The invention discloses a BSA gel sterilization material loaded with dihydromyricetin in situ, and a preparation method and application thereof. The gel sterilization material is formed by uniformly loading active substances containing dihydromyricetin in a BSA gel material, and the gel sterilization material utilizes gel with a three-dimensional network structure constructed by BSA to load the dihydromyricetin with broad-spectrum sterilization performance in situ, is favorable for the slow release process of the dihydromyricetin, achieves the effects of long-term and continuous sterilization, has better biocompatibility, and can be widely applied to clinical preparations.

Description

In-situ dihydromyricetin-loaded BSA gel sterilization material, and preparation method and application thereof
Technical Field
The invention relates to a gel sterilization material, in particular to a BSA gel sterilization material loaded with dihydromyricetin in situ, and also relates to a preparation method of the gel sterilization material loaded with dihydromyricetin in situ and application of the gel sterilization material in preparation of sterilization agents, belonging to the technical field of biomedical materials.
Background
Bacterial infection is a major cause of various diseases in the human body, such as intact skin and mucous membrane are natural barriers preventing bacteria from invading the human body, from which bacteria are liable to invade the body after breakage. Dihydromyricetin is extracted from a woody vine plant of Ampelopsis genus of Vitaceae family, such as Ampelopsis grossedentata, has effects of scavenging free radicals, resisting oxidation, resisting thrombi, resisting tumor, diminishing inflammation, etc., especially has broad-spectrum antibacterial and bacteriostatic effects, and is a new generation of natural antibiotics, such as has obvious inhibition effect on common pathogenic bacteria in oral cavity and respiratory tract such as Staphylococcus aureus, staphylococcus epidermidis, beta-hemolytic streptococcus, escherichia coli, proteus vulgaris, pseudomonas aeruginosa, etc.
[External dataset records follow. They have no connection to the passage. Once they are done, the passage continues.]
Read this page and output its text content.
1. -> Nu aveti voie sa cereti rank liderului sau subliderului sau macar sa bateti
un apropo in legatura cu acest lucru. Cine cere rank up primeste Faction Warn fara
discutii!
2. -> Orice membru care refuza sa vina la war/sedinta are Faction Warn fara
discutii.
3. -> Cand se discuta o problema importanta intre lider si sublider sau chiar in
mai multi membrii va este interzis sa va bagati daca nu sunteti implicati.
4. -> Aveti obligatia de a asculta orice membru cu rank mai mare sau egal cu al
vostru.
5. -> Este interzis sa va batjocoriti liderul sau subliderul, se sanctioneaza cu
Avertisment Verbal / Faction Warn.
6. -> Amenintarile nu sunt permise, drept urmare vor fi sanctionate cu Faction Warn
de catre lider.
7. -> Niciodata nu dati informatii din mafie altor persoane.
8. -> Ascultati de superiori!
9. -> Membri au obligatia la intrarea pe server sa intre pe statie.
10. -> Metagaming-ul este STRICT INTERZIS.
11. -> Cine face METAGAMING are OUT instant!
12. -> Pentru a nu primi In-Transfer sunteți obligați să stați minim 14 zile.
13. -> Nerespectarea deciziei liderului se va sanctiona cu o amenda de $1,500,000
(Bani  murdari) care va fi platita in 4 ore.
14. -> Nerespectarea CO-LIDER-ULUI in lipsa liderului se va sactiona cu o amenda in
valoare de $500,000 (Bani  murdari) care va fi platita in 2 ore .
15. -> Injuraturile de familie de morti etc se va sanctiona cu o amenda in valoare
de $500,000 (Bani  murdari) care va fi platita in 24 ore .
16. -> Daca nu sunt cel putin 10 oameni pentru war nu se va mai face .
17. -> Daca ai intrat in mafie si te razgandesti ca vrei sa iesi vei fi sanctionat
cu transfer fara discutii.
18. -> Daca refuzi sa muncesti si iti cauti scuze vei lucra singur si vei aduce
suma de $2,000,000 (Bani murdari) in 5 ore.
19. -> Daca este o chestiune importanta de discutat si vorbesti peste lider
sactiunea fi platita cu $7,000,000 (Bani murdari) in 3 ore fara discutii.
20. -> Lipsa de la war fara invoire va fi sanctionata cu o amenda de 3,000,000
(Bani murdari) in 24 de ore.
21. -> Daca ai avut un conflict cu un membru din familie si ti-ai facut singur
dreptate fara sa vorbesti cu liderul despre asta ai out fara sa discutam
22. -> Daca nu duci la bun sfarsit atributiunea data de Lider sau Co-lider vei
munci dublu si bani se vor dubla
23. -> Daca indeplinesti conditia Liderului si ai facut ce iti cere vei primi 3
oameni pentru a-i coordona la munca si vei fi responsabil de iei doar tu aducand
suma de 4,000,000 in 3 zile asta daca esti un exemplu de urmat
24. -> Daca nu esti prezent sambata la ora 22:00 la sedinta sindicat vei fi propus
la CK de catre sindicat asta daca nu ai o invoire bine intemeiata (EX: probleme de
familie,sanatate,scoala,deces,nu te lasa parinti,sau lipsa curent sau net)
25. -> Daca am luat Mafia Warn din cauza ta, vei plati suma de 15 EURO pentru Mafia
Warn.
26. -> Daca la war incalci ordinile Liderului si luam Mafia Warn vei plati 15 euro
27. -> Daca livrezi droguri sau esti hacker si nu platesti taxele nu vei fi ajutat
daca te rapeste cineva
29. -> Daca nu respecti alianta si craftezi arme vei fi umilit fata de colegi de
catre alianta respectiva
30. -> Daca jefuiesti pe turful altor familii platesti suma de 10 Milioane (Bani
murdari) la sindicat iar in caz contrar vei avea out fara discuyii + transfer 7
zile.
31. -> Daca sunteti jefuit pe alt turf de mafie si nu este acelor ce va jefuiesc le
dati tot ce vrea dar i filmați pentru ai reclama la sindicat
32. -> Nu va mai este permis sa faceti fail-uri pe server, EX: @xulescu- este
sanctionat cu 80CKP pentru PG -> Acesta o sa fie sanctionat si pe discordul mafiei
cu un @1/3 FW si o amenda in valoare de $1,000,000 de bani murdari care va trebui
However, dihydromyricetin is poor in water solubility and stability, resulting in limited application in clinical formulation.
Disclosure of Invention
Aiming at the problems of poor water solubility and stability and the like of the dihydromyricetin in the using process, the invention aims to provide the in-situ loaded dihydromyricetin BSA gel sterilization material, the active substances containing the dihydromyricetin are uniformly loaded in the BSA gel material, so that the solubility of the dihydromyricetin is improved, and the dihydromyricetin can be slowly released in the using process of the material because the dihydromyricetin is embedded in the gel material, so that the sterilization effect is realized, the long-term stability and effectiveness of the drug effect are realized, the dihydromyricetin contained in the gel sterilization material is derived from vine tea, the broad-spectrum antibacterial property is realized, the carrier material is derived from bovine serum, the structural similarity with human serum albumin is 76%, the biocompatibility of the gel sterilization material is improved, the BSA gel has better wetting property, and the drug effect of the dihydromyricetin is favorable to be exerted.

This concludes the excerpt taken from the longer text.